I saw your blog on "Safety in Christ Alone" a few days ago. While I was deeply awed by your courage to face whatever danger that was to come in your mission to Uganda and knowing that what you have said about the difference between physical safety and spiritual safety is absolutely true, I still felt unsettled, maybe even kind of frightened, by the possibility of danger and suffering.

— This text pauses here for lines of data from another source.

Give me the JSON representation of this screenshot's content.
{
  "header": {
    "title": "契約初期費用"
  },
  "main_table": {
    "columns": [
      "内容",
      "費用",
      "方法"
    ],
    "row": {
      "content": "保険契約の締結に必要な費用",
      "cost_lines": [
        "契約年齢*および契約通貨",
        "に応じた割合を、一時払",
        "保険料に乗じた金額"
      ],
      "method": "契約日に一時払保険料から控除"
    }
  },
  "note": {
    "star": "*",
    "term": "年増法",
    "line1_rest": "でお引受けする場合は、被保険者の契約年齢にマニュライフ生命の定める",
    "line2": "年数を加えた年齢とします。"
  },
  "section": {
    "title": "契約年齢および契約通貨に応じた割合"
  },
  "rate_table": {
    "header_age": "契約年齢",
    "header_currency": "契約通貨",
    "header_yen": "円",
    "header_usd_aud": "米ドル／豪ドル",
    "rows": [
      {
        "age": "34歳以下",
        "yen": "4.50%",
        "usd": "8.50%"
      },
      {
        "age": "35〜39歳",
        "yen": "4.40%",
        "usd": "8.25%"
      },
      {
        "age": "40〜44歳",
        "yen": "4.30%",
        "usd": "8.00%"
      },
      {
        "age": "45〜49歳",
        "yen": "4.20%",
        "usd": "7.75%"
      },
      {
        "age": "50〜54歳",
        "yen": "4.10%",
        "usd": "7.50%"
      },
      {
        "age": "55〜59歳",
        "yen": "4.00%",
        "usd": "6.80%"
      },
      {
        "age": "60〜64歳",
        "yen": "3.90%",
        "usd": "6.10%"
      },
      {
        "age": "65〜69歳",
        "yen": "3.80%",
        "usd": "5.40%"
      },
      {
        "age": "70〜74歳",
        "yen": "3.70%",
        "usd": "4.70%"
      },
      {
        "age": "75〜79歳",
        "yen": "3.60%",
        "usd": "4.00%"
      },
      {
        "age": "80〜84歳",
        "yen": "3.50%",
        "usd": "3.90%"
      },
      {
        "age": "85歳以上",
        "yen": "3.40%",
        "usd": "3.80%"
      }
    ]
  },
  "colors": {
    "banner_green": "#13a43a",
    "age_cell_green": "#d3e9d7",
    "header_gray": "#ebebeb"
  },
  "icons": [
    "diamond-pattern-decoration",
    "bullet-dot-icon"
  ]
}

Today I came across this paragraph in Elizabeth Elliot's "Passion and Purity." As if suddenly a switch was turned in my mind, I started to see a glimpse of what God's love really means for us. She said it better than anyone I have read so far:

"Our vision is so limited we can hardly imaging a love that does not show itself in protection from suffering. The love of God is of a different nature altogether. It does not hate tragedy. It never denies reality. It stands in the very teeth of suffering. The love of God did not protect His own Son. That was the proof of His love -- that He gave that Son, that He let Him go to Calvary's cross, though 'legions of angels' might have rescued Him. He will not necessarily protect us -- not from anything it takes to make us like His Son. A lot of hammering and chiseling and purifying by fire will have to go into the process."

I pray that even at times when we feel that we are all alone and that God is no longer with us protecting us, we will still have the unfaltering conviction that his unfailing love is still there and will carry us through the purifying fire.